April 10–The Bridges and Tunnels Division of the New York Metropolitan Transportation Authority (MTA) is embarking on a chatbot pilot project called the Collision Accident Reporting System (CARS).
The program is a partnership with Oracle, and will deploy a chatbot for agency employees allowing them to report and document accidents via their smartphones. It will also give managers the ability to examine accident hot spots and make decisions about rebuilding problem infrastructure.
With 10 bridges and tunnels throughout Manhattan, connecting commuters to upstate New York, Connecticut and New Jersey, the agency’s daily undertaking is daunting. While the MTA moves millions of people every day on buses and trains, the Bridges and Tunnels Division is responsible for all vehicles that drive into or out of the city.

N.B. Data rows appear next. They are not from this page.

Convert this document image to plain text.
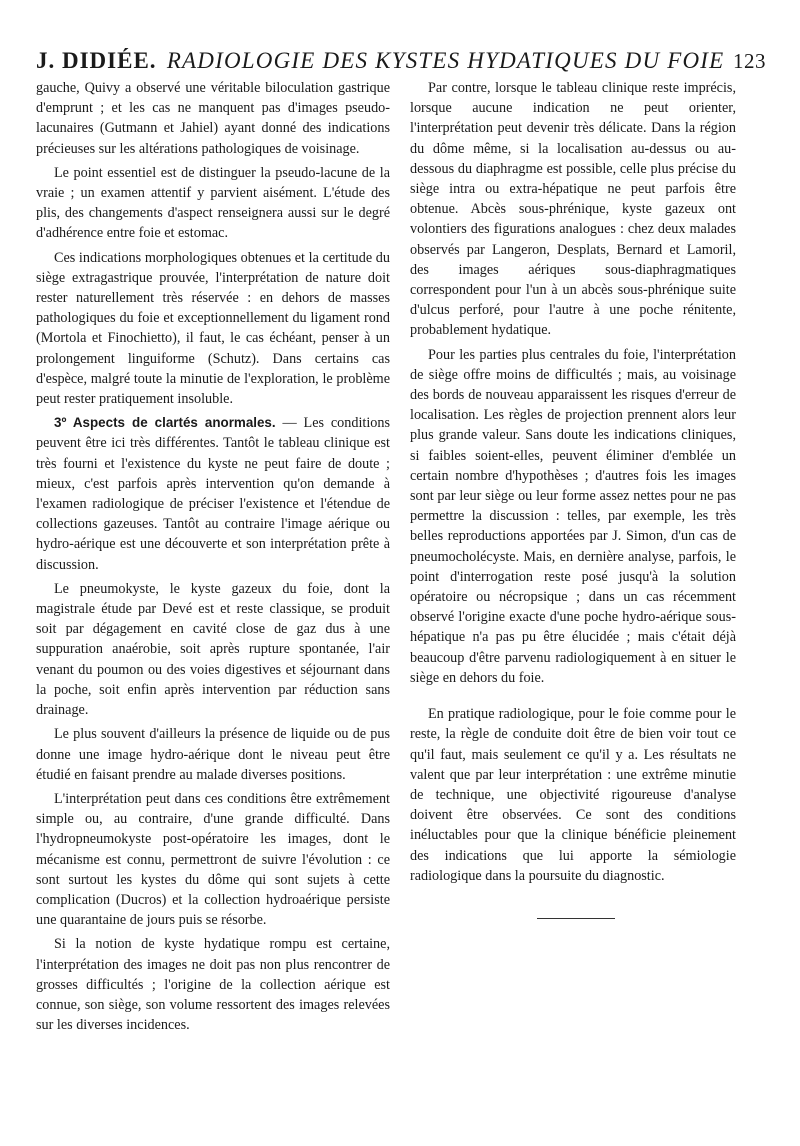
J. DIDIÉE. RADIOLOGIE DES KYSTES HYDATIQUES DU FOIE 123

gauche, Quivy a observé une véritable biloculation gastrique d'emprunt ; et les cas ne manquent pas d'images pseudo-lacunaires (Gutmann et Jahiel) ayant donné des indications précieuses sur les altérations pathologiques de voisinage.

Le point essentiel est de distinguer la pseudo-lacune de la vraie ; un examen attentif y parvient aisément. L'étude des plis, des changements d'aspect renseignera aussi sur le degré d'adhérence entre foie et estomac.

Ces indications morphologiques obtenues et la certitude du siège extragastrique prouvée, l'interprétation de nature doit rester naturellement très réservée : en dehors de masses pathologiques du foie et exceptionnellement du ligament rond (Mortola et Finochietto), il faut, le cas échéant, penser à un prolongement linguiforme (Schutz). Dans certains cas d'espèce, malgré toute la minutie de l'exploration, le problème peut rester pratiquement insoluble.

3º Aspects de clartés anormales. — Les conditions peuvent être ici très différentes. Tantôt le tableau clinique est très fourni et l'existence du kyste ne peut faire de doute ; mieux, c'est parfois après intervention qu'on demande à l'examen radiologique de préciser l'existence et l'étendue de collections gazeuses. Tantôt au contraire l'image aérique ou hydro-aérique est une découverte et son interprétation prête à discussion.

Le pneumokyste, le kyste gazeux du foie, dont la magistrale étude par Devé est et reste classique, se produit soit par dégagement en cavité close de gaz dus à une suppuration anaérobie, soit après rupture spontanée, l'air venant du poumon ou des voies digestives et séjournant dans la poche, soit enfin après intervention par réduction sans drainage.

Le plus souvent d'ailleurs la présence de liquide ou de pus donne une image hydro-aérique dont le niveau peut être étudié en faisant prendre au malade diverses positions.

L'interprétation peut dans ces conditions être extrêmement simple ou, au contraire, d'une grande difficulté. Dans l'hydropneumokyste post-opératoire les images, dont le mécanisme est connu, permettront de suivre l'évolution : ce sont surtout les kystes du dôme qui sont sujets à cette complication (Ducros) et la collection hydroaérique persiste une quarantaine de jours puis se résorbe.

Si la notion de kyste hydatique rompu est certaine, l'interprétation des images ne doit pas non plus rencontrer de grosses difficultés ; l'origine de la collection aérique est connue, son siège, son volume ressortent des images relevées sur les diverses incidences.

Par contre, lorsque le tableau clinique reste imprécis, lorsque aucune indication ne peut orienter, l'interprétation peut devenir très délicate. Dans la région du dôme même, si la localisation au-dessus ou au-dessous du diaphragme est possible, celle plus précise du siège intra ou extra-hépatique ne peut parfois être obtenue. Abcès sous-phrénique, kyste gazeux ont volontiers des figurations analogues : chez deux malades observés par Langeron, Desplats, Bernard et Lamoril, des images aériques sous-diaphragmatiques correspondent pour l'un à un abcès sous-phrénique suite d'ulcus perforé, pour l'autre à une poche rénitente, probablement hydatique.

Pour les parties plus centrales du foie, l'interprétation de siège offre moins de difficultés ; mais, au voisinage des bords de nouveau apparaissent les risques d'erreur de localisation. Les règles de projection prennent alors leur plus grande valeur. Sans doute les indications cliniques, si faibles soient-elles, peuvent éliminer d'emblée un certain nombre d'hypothèses ; d'autres fois les images sont par leur siège ou leur forme assez nettes pour ne pas permettre la discussion : telles, par exemple, les très belles reproductions apportées par J. Simon, d'un cas de pneumocholécyste. Mais, en dernière analyse, parfois, le point d'interrogation reste posé jusqu'à la solution opératoire ou nécropsique ; dans un cas récemment observé l'origine exacte d'une poche hydro-aérique sous-hépatique n'a pas pu être élucidée ; mais c'était déjà beaucoup d'être parvenu radiologiquement à en situer le siège en dehors du foie.

En pratique radiologique, pour le foie comme pour le reste, la règle de conduite doit être de bien voir tout ce qu'il faut, mais seulement ce qu'il y a. Les résultats ne valent que par leur interprétation : une extrême minutie de technique, une objectivité rigoureuse d'analyse doivent être observées. Ce sont des conditions inéluctables pour que la clinique bénéficie pleinement des indications que lui apporte la sémiologie radiologique dans la poursuite du diagnostic.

“We have trains, buses, and vehicles crossing all those bridges,” said Dyan Ganepola, director of application development for the division. “The authority collects money on one million vehicles a day, the biggest in the nation in terms of volumes.”
MTA hopes to roll out the pilot this summer to about 100 employees in the field. “We will launch in the second half of the year. We still need to get to know how the technology will work, and then work with it to get good value from it for the business,” said Ganepola.
Not only does the transit agency have a massive number of commuters to protect, but it also oversees a large number of employees, including law enforcement and national guardsmen assigned to policing and counter-terrorism activities.
“This will be used by people who are mobile,” said Ganepola. “They will be traveling from place to place, taking care of accidents and law enforcement.”
Officials hope the chatbot project will offer a secure way to communicate about any damage to structures and get information about vehicles involved in traffic accidents. It will also allow them to update station managers so that they can signal drivers about hazards ahead using electronic signage.
The division runs on complicated legacy software that could not be modified to run a chatbot, requiring Oracle to work around it using tailored software.
“They have a complex sort of system that is difficult to modify. It was not a simple swap for something new,” said Suhas Uliyar, vice president for bots, AI and mobile product management at Oracle. “We have produced software that allows us to integrate with the legacy software, which connects to their systems of record.”